Refer to the complete MonitoringTarget specification and the API reference documentation for additional fields and options.

Complete MonitoringTarget specification

The following YAML file shows an example for the complete specification of the MonitoringTarget custom resource. For more information and a complete description of fields, see the API reference documentation.

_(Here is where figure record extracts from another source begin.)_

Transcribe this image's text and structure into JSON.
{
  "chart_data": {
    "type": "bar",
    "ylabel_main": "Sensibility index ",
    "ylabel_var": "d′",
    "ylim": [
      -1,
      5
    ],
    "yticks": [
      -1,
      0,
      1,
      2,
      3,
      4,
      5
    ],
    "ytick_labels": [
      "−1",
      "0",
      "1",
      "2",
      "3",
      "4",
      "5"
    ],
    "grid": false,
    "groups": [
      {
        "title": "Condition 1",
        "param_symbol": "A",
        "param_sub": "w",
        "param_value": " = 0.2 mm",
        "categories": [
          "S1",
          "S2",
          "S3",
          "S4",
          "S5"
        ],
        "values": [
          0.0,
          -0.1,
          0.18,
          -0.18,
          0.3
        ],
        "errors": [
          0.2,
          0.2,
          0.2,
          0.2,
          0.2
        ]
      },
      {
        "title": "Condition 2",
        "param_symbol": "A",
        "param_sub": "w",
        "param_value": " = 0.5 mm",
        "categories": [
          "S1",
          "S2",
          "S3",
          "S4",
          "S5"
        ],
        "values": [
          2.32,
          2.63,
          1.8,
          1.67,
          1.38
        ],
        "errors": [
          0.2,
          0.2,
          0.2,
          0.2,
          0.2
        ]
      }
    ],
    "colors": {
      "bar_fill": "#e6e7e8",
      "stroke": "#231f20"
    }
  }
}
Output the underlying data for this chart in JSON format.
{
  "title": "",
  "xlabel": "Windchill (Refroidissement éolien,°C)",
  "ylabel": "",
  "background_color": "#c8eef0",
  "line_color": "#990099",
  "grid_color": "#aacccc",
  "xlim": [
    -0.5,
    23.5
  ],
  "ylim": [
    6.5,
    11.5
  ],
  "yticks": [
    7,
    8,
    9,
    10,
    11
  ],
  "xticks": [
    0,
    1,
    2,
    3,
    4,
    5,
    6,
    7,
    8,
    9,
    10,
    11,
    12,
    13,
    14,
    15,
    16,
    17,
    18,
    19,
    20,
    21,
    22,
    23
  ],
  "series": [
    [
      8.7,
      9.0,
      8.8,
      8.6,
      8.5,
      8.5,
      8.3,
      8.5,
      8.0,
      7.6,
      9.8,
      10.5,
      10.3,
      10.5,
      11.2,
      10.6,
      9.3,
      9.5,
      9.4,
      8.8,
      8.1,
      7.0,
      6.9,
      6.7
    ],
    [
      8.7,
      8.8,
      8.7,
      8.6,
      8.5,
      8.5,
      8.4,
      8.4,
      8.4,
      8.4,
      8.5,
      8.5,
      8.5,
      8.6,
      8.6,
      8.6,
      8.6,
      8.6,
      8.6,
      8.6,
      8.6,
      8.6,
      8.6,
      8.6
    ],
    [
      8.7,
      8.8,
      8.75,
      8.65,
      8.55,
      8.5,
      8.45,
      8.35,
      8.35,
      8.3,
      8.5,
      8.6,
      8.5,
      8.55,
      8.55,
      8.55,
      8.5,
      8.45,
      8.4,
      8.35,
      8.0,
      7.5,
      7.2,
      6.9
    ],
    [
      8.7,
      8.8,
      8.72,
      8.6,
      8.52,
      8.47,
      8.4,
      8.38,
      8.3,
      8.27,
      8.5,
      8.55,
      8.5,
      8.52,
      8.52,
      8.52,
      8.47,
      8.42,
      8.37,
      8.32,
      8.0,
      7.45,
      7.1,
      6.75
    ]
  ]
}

apiVersion: monitoring.gdc.goog/v1
kind: MonitoringTarget
metadata:
  # Choose the same namespace as the workload pods.
  namespace: PROJECT_NAMESPACE
  name: MONITORING_TARGET_NAME
spec:
  # Choose matching pattern that identifies pods for this job.
  # Optional
  # Relationship between different selectors: AND
  selector:
    # Choose clusters to consider for this job.
    # Optional: List
    # Default: All clusters applicable to this project.
    # Relationship between different list elements: OR
    matchClusters:
    - string

    # Choose pod labels to consider for this job.
    # Optional: Map of key-value pairs.
    # Default: No filtering by label.
    # Relationship between different pairs: AND
    matchLabels:
      key1: value1

    # Choose annotations to consider for this job.
    # Optional: Map of key-value pairs
    # Default: No filtering by annotation
    # Relationship between different pairs: AND
    matchAnnotations:
      key1: value1

  # Configure the endpoint exposed for this job.
  podMetricsEndpoints:
    # Choose a port either through static value or annotation.
    # Optional
    # Annotation takes priority.
    # Default: static port 80
    port:
      value: integer
      annotation: string

    # Choose a path either through static value or annotation.
    # Optional
    # Annotation takes priority
    # Default: static path /metrics
    path:
      value: string
      annotation: string

    # Choose a scheme either through a static value (http or https) or annotation.
    # Optional
    # Annotation takes priority
    # Default: static scheme http
    scheme:
      value: string
      annotation: string

    # Choose the frequency to scrape the metrics endpoint defined in podMetricsEndpoints
    # Optional
    # Default: 60s
    scrapeInterval: string

    # Dynamically rewrite the label set of a target before it gets scraped.
    # https://prometheus.io/docs/prometheus/latest/configuration/configuration/#relabel_config
    # Optional
    # Default: No filtering by label
    metricsRelabelings:
    - sourceLabels:
      - string
      separator: string
      regex: string
      action: string
      targetLabel: string
      replacement: string

Replace the following:

  • PROJECT_NAMESPACE: your project namespace.
  • MONITORING_TARGET_NAME: the name of the MonitoringTarget definition file.